Zur Ermittlung der Marktpreise für kleinere Dienstleistungsunternehmen sollen insbesondere Umsatzmultiplikatoren angewandt werden. Bei freiberuflichen Praxen wird der Marktwert im Wesentlichen durch den übertragbaren Mandanten-/Patientenstamm bestimmt (vgl. Institut der Wirtschaftsprüfer (IdW) Standard S 1 über die "Grundsätze zur Durchführung von Unternehmensbewertungen" in WPg 00, 840 f.). Das IdW weist allerdings darauf hin, dass vereinfachte Preisfindungen wie Umsatzmultiplikatoren nicht an die Stelle einer Unternehmensbewertung treten können (vgl. WPg 00, 839).

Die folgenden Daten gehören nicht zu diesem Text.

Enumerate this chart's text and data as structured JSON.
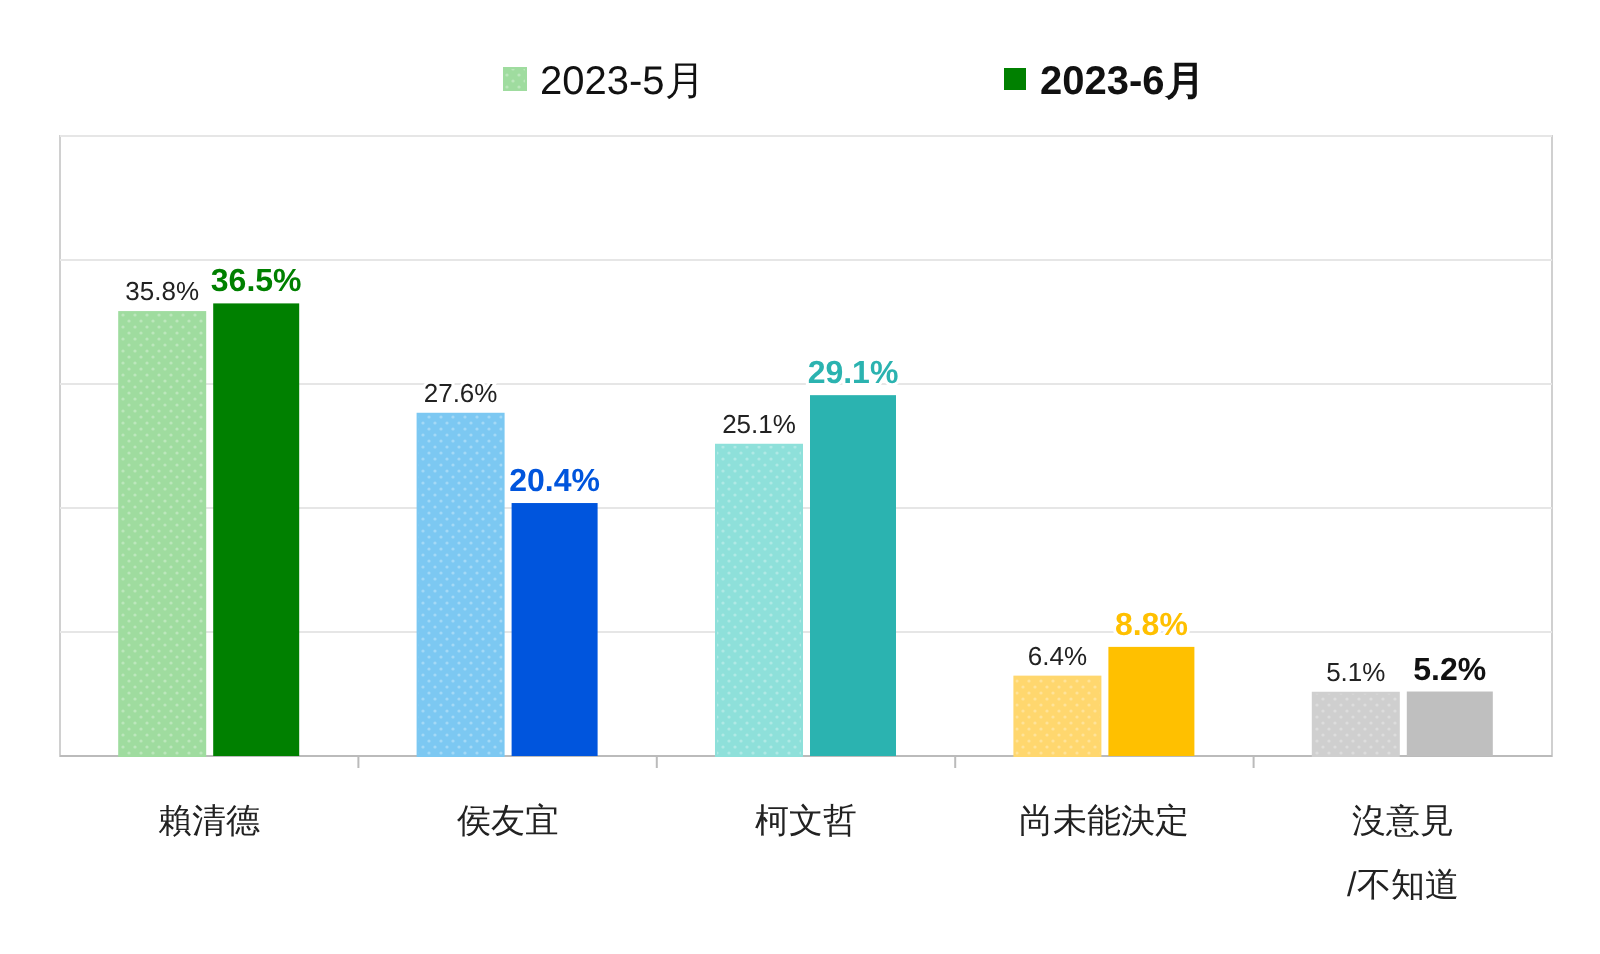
{
  "chart_data": {
    "type": "bar",
    "categories": [
      "賴清德",
      "侯友宜",
      "柯文哲",
      "尚未能決定",
      "沒意見\n/不知道"
    ],
    "series": [
      {
        "name": "2023-5月",
        "colors": [
          "#9fdc9f",
          "#7cc8f2",
          "#8ee0da",
          "#ffd76e",
          "#cfcfcf"
        ],
        "values": [
          35.8,
          27.6,
          25.1,
          6.4,
          5.1
        ],
        "value_labels": [
          "35.8%",
          "27.6%",
          "25.1%",
          "6.4%",
          "5.1%"
        ]
      },
      {
        "name": "2023-6月",
        "colors": [
          "#008000",
          "#0055dd",
          "#2bb3b0",
          "#ffc000",
          "#bfbfbf"
        ],
        "values": [
          36.5,
          20.4,
          29.1,
          8.8,
          5.2
        ],
        "value_labels": [
          "36.5%",
          "20.4%",
          "29.1%",
          "8.8%",
          "5.2%"
        ]
      }
    ],
    "ylim": [
      0,
      50
    ],
    "yticks": [
      {
        "value": 0,
        "label": null
      },
      {
        "value": 10,
        "label": null
      },
      {
        "value": 20,
        "label": null
      },
      {
        "value": 30,
        "label": null
      },
      {
        "value": 40,
        "label": null
      },
      {
        "value": 50,
        "label": null
      }
    ],
    "tick_labels": "x",
    "grid": "y",
    "legend": "top"
  }
}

Fähigkeiten und Engagement des Inhabers entscheidend

Bei personenbezogenen, von den Eigentümern dominierten Klein- und Mittelstandsunternehmen (KMU) ist die Höhe der künftigen finanziellen Überschüsse vom persönlichen Engagement und den individuellen Kenntnissen, Fähigkeiten und Beziehungen der Inhaber abhängig. Nach IdW S 1 hat die Bewertung des "Managementfaktors" erhebliche Relevanz. Bei der Ermittlung des objektivierten Unternehmenswertes wird grundsätzlich unterstellt, dass der Unternehmensinhaber weiterhin tätig bleibt. Die Bewertungssituation bei freiberuflichen Unternehmen kann jedoch völlig anders sein, da häufig der geplante "Exit" des Inhabers der Grund für die Praxisübertragung sein dürfte und man daher nur noch bedingt von dessen Erfahrungen profitieren kann. Dies muss natürlich in die Bewertung einfließen.

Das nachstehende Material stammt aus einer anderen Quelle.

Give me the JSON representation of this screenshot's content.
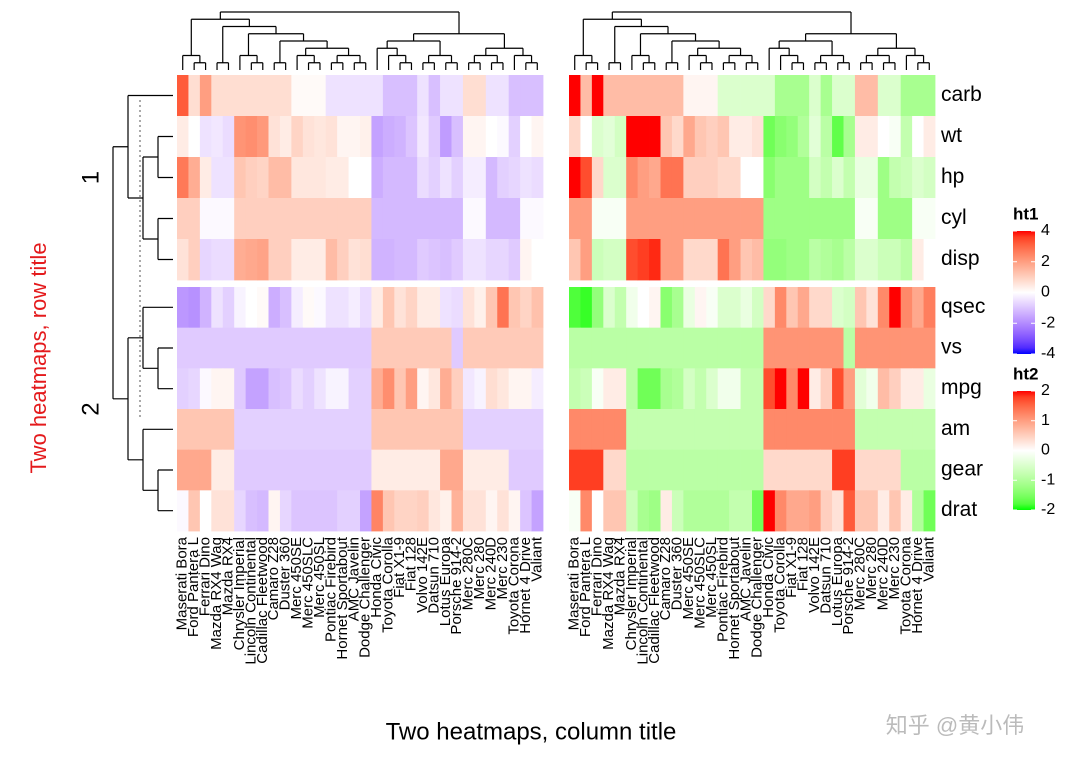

Bewertungsanlässe bzw. -motive

Praxisbewertungen können auf Grund gesetzlicher Vorschriften, vertraglicher Vereinbarungen oder auch aus sonstigen Gründen erfolgen:



  • Gesetzliche Abfindungsvorschriften: Nach § 738 BGB und den dazu durch die Rechtsprechung entwickelten Grundsätzen sind die aus einer Personengesellschaft (z.B. zahnärztlichen Gemeinschaftspraxis als Gesellschaft bürgerlichen Rechts, §§ 705 ff. BGB) ausscheidenden Gesellschafter abzufinden. Bei der Berechnung des Abfindungsanspruchs ist der Verkauf der gesamten Praxis zu fingieren. Aus dem ermittelten Praxiswert erhält der abzufindende Gesellschafter seinen quotalen Anteil.

    Im Familienrecht entstehen Abfindungsansprüche insbesondere bei Ehescheidungen sowie bei Tod des freiberuflich tätigen Ehegatten, wenn die Ehegatten im gesetzlichen Güterstand der Zugewinngemeinschaft lebten. Im Rahmen des Erbrechts sind Praxisbewertungen in erster Linie zur Ermittlung des Pflichtteilsanspruches notwendig.

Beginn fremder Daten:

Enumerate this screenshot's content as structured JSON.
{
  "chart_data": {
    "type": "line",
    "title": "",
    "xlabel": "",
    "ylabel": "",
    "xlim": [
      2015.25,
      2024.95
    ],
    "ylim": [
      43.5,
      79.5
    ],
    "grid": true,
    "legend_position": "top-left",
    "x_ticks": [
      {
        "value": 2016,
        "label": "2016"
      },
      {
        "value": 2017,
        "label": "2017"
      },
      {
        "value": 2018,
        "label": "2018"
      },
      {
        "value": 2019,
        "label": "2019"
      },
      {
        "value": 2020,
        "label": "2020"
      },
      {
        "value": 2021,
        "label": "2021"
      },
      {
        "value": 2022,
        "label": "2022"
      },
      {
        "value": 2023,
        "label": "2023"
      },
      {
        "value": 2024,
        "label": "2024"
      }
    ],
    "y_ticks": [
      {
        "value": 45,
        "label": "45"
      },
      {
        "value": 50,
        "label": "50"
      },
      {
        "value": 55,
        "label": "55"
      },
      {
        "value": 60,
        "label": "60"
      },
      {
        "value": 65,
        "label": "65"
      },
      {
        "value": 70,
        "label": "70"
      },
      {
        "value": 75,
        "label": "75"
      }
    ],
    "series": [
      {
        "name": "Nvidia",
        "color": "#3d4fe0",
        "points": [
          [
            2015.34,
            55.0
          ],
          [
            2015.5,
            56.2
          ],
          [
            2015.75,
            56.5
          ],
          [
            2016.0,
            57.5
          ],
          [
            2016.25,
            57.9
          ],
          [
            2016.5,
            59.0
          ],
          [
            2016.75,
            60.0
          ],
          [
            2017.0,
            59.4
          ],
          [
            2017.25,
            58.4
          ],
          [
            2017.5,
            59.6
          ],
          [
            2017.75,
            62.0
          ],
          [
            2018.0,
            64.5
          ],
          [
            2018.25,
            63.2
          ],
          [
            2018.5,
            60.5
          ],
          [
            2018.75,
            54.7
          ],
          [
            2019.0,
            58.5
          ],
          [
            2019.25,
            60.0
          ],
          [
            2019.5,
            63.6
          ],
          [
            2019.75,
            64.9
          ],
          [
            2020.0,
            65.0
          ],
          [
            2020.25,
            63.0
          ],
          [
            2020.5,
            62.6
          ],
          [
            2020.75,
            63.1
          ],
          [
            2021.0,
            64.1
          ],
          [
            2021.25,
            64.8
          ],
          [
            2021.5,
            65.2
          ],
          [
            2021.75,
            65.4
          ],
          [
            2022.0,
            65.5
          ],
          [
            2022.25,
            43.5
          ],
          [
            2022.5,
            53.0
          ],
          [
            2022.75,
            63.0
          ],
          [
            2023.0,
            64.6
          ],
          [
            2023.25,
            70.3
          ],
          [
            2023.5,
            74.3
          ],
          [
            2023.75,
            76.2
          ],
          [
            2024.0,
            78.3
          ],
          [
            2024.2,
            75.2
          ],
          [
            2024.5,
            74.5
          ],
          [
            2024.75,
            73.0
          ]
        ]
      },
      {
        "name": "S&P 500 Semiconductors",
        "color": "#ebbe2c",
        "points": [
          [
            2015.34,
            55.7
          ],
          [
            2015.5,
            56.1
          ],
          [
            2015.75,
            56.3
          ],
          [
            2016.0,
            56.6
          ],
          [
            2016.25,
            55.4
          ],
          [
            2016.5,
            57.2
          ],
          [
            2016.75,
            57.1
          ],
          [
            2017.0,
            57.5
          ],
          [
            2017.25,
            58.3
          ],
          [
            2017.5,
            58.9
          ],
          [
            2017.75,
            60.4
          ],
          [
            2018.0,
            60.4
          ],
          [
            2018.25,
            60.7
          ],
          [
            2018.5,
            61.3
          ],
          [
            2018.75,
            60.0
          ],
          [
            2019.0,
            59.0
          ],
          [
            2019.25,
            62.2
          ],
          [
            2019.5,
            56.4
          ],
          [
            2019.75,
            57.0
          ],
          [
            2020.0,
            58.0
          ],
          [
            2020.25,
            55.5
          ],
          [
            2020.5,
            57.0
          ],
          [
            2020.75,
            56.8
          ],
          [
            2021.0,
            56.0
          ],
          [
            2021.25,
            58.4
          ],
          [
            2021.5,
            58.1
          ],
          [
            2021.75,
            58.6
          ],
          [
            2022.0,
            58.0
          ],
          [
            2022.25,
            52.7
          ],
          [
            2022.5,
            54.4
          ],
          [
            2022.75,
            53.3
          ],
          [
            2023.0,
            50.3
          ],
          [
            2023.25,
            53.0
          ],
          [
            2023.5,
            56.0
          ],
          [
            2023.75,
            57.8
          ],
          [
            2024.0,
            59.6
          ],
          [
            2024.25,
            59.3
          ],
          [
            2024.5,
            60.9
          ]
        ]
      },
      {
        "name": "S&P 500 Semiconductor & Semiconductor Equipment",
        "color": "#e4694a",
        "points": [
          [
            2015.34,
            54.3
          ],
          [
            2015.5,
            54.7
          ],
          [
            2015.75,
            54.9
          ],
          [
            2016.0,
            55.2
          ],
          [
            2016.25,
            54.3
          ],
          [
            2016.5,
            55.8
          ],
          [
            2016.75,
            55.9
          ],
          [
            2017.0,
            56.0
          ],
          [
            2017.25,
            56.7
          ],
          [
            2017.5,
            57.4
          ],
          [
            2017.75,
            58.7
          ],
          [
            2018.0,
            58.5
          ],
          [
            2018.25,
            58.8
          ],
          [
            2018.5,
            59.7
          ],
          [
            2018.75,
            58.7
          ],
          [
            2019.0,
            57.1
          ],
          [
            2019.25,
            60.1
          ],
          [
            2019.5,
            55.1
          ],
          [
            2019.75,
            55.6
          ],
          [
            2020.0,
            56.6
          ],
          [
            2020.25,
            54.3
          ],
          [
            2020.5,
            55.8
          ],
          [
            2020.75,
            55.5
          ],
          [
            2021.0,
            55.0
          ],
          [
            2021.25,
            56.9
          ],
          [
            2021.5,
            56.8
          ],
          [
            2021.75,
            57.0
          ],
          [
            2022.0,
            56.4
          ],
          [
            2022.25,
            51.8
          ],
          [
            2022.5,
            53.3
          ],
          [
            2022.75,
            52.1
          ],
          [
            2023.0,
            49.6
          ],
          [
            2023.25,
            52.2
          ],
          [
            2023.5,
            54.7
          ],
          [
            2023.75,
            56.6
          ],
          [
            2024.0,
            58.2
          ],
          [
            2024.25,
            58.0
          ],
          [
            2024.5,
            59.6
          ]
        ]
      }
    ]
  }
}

  • Privatrechtliche Vereinbarungen: Bewertungen auf vertraglicher Grundlage erfolgen insbesondere beim Eintritt und Austritt von Gesellschaftern in/aus einer Personengesellschaft. Hier regelt der Gesellschaftsvertrag (= Satzung) die Ermittlung des Abfindungsguthabens auf Grund aktueller Praxisbewertung durch einen sachverständigen, unabhängigen Gutachter (z.B. Wirtschaftsprüfer). Ein anderer Fall: Eine der Parteien fordert eine Praxisbewertung und die andere Partei kann sich dieser Forderung nicht entziehen, z.B. bei Erbauseinandersetzungen und Erbteilungen sowie bei Abfindungsfällen im Familienrecht.

  • Der häufigste Bewertungsanlass ist jedoch der Kauf bzw. Verkauf einer Praxis bzw. eines Praxisanteils (= Sozietätsbeteiligung).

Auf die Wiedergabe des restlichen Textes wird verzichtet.